Евдокимов снова умолк, потом решительно подытожил:
— Пускаться наудачу — дело ненадежное. Однако и выбирать не из чего. Раз ты такой смелый, давай попробуем. Нынче же я попрошу Козьму Миныча под любым предлогом Самсонова в стан к казанцам направить. И тебя заодно с ним. Может, и получится укоротитить Биркина.
— А как же я этого предъявителя узнаю? — почувствовал охотничий вспыл Кирила.

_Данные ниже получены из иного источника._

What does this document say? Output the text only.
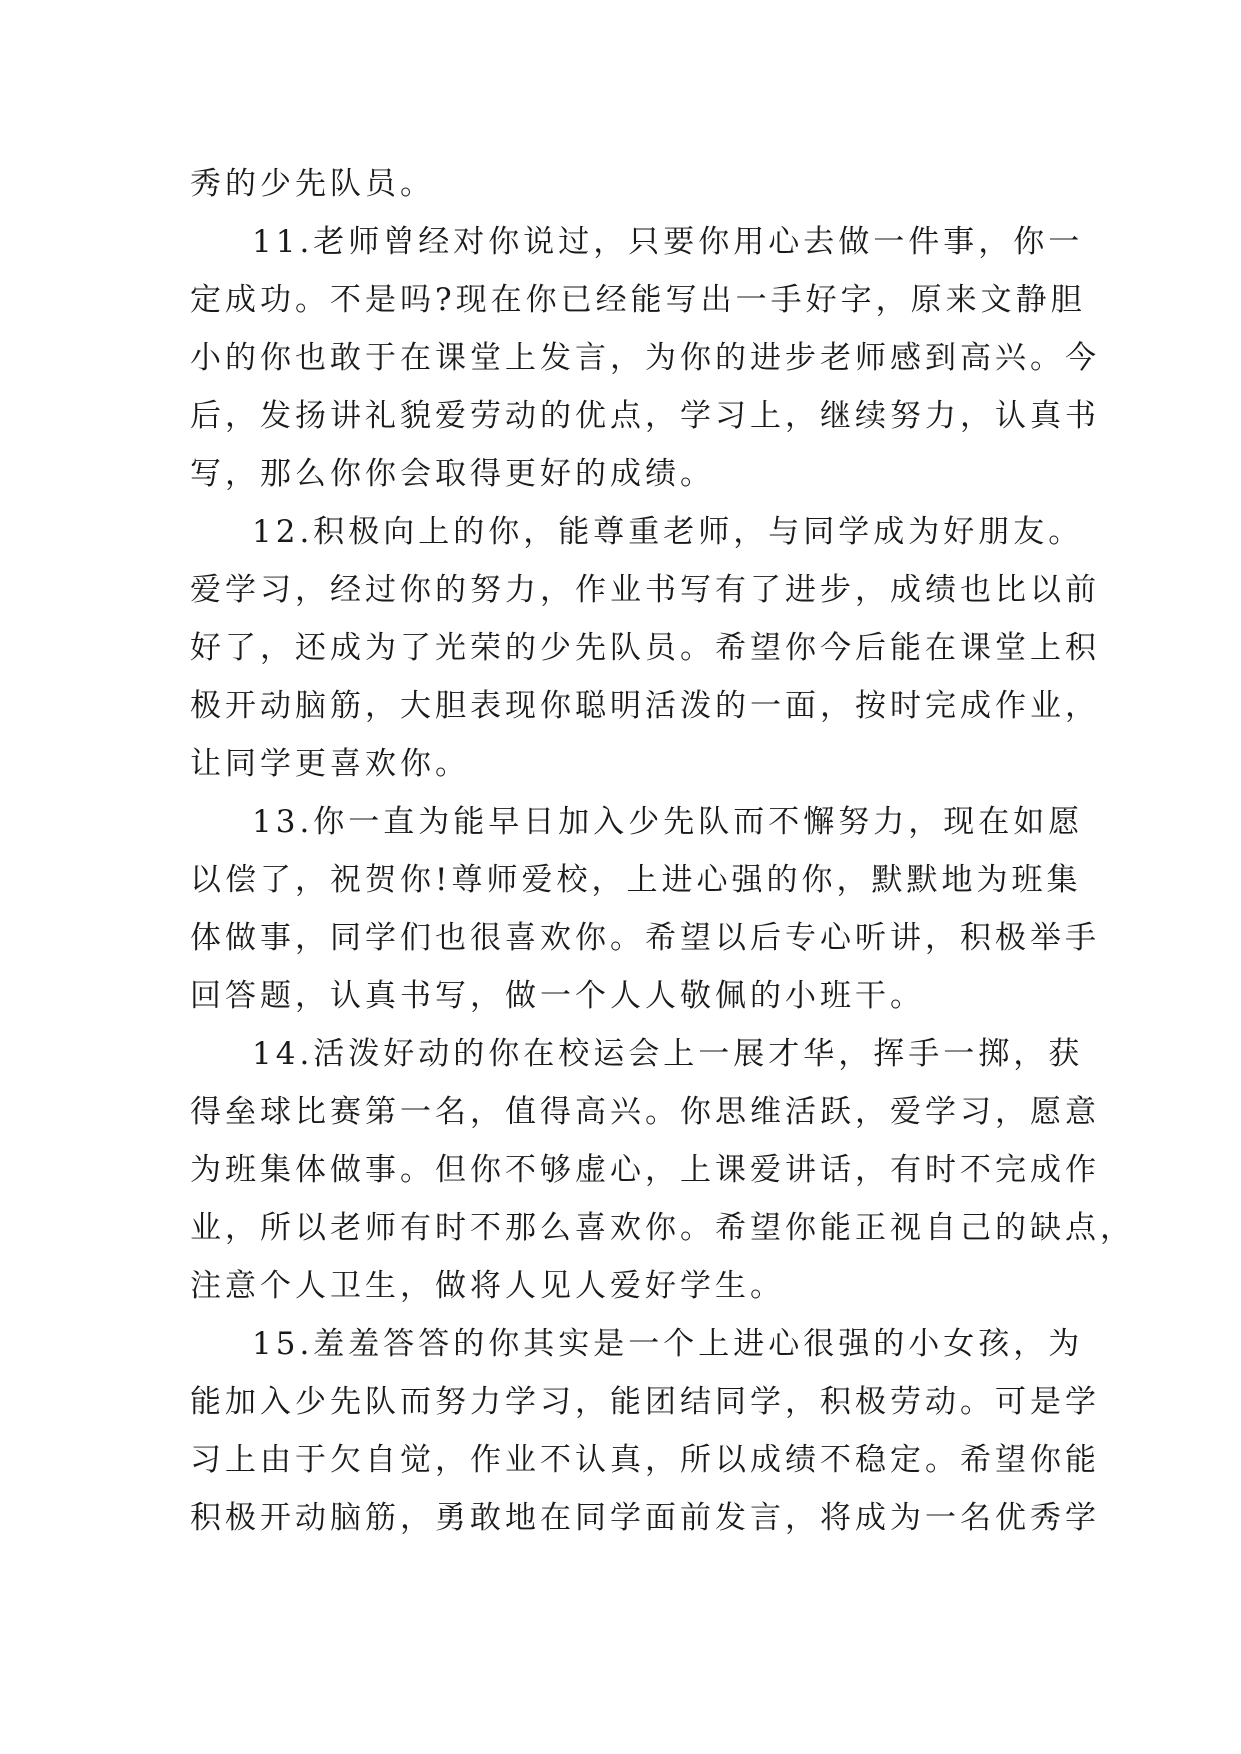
秀的少先队员。
11.老师曾经对你说过，只要你用心去做一件事，你一
定成功。不是吗?现在你已经能写出一手好字，原来文静胆
小的你也敢于在课堂上发言，为你的进步老师感到高兴。今
后，发扬讲礼貌爱劳动的优点，学习上，继续努力，认真书
写，那么你你会取得更好的成绩。
12.积极向上的你，能尊重老师，与同学成为好朋友。
爱学习，经过你的努力，作业书写有了进步，成绩也比以前
好了，还成为了光荣的少先队员。希望你今后能在课堂上积
极开动脑筋，大胆表现你聪明活泼的一面，按时完成作业，
让同学更喜欢你。
13.你一直为能早日加入少先队而不懈努力，现在如愿
以偿了，祝贺你!尊师爱校，上进心强的你，默默地为班集
体做事，同学们也很喜欢你。希望以后专心听讲，积极举手
回答题，认真书写，做一个人人敬佩的小班干。
14.活泼好动的你在校运会上一展才华，挥手一掷，获
得垒球比赛第一名，值得高兴。你思维活跃，爱学习，愿意
为班集体做事。但你不够虚心，上课爱讲话，有时不完成作
业，所以老师有时不那么喜欢你。希望你能正视自己的缺点，
注意个人卫生，做将人见人爱好学生。
15.羞羞答答的你其实是一个上进心很强的小女孩，为
能加入少先队而努力学习，能团结同学，积极劳动。可是学
习上由于欠自觉，作业不认真，所以成绩不稳定。希望你能
积极开动脑筋，勇敢地在同学面前发言，将成为一名优秀学
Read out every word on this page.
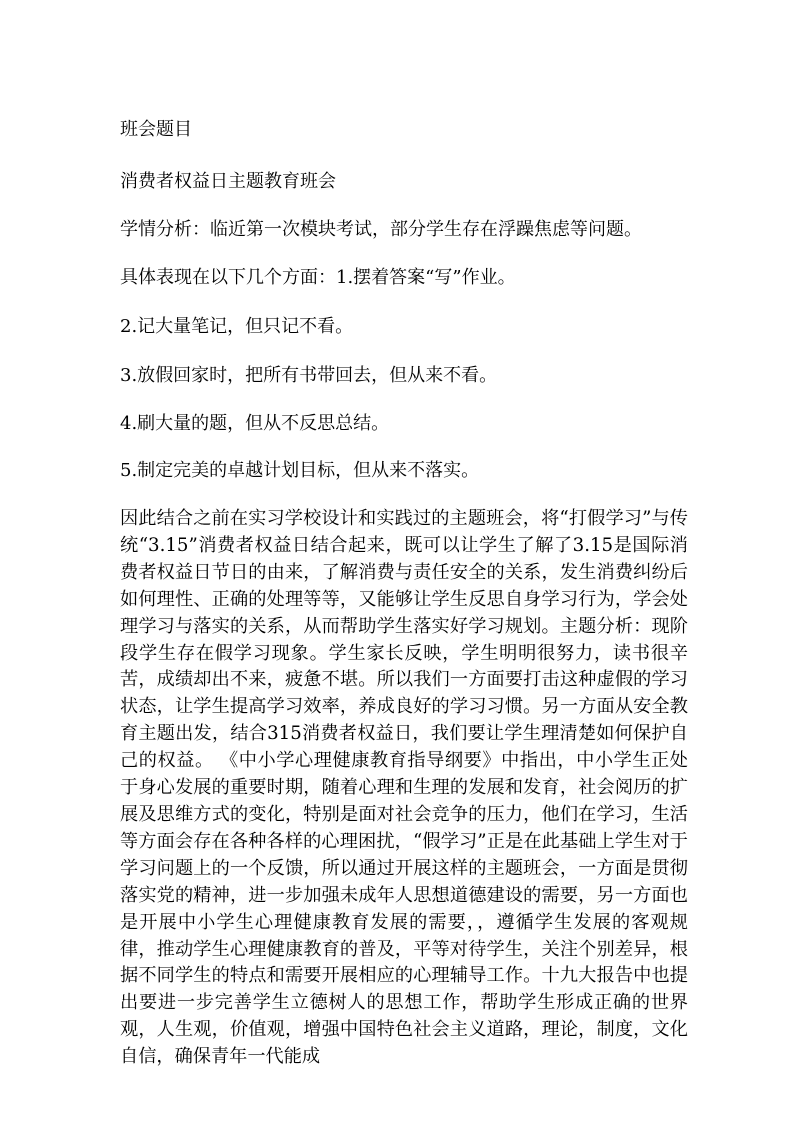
班会题目

消费者权益日主题教育班会

学情分析：临近第一次模块考试，部分学生存在浮躁焦虑等问题。

具体表现在以下几个方面：1.摆着答案“写”作业。

2.记大量笔记，但只记不看。

3.放假回家时，把所有书带回去，但从来不看。

4.刷大量的题，但从不反思总结。

5.制定完美的卓越计划目标，但从来不落实。

因此结合之前在实习学校设计和实践过的主题班会，将“打假学习”与传统“3.15”消费者权益日结合起来，既可以让学生了解了3.15是国际消费者权益日节日的由来，了解消费与责任安全的关系，发生消费纠纷后如何理性、正确的处理等等，又能够让学生反思自身学习行为，学会处理学习与落实的关系，从而帮助学生落实好学习规划。主题分析：现阶段学生存在假学习现象。学生家长反映，学生明明很努力，读书很辛苦，成绩却出不来，疲惫不堪。所以我们一方面要打击这种虚假的学习状态，让学生提高学习效率，养成良好的学习习惯。另一方面从安全教育主题出发，结合315消费者权益日，我们要让学生理清楚如何保护自己的权益。 《中小学心理健康教育指导纲要》中指出，中小学生正处于身心发展的重要时期，随着心理和生理的发展和发育，社会阅历的扩展及思维方式的变化，特别是面对社会竞争的压力，他们在学习，生活等方面会存在各种各样的心理困扰，“假学习”正是在此基础上学生对于学习问题上的一个反馈，所以通过开展这样的主题班会，一方面是贯彻落实党的精神，进一步加强未成年人思想道德建设的需要，另一方面也是开展中小学生心理健康教育发展的需要，，遵循学生发展的客观规律，推动学生心理健康教育的普及，平等对待学生，关注个别差异，根据不同学生的特点和需要开展相应的心理辅导工作。十九大报告中也提出要进一步完善学生立德树人的思想工作，帮助学生形成正确的世界观，人生观，价值观，增强中国特色社会主义道路，理论，制度，文化自信，确保青年一代能成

— Ты его — по синей повязке на левой руке, он тебя — по красному рубчатому кафтану с козырем[34]и по сапогам из зеленой юфти[35]с круглыми нашвами на каждом голенище. Когда надо, он сам к тебе подойдет. Ну и обменяетесь подрукавными листами. Он тебе писульку с указанием, где спрятана казна, передаст, ты ему — заручательство.
— Не много ли ухищрений для такого случая? — усмехнулся Кирила. — Красный кафтан, зеленая юфть, круглые нашвы… Что я ему — скоморох-потешник? И где это взять так вот вдруг?
— Где надо, там и возьмем, — успокоил его Евдокимов. — Об этом пусть у тебя голова не болит. Ради казны и потешником побыть не зазорно. Главное, что ты сам на дело вызвался, без подсказки, — и вдруг заулыбался: — Так как, говоришь, тебя прозывают?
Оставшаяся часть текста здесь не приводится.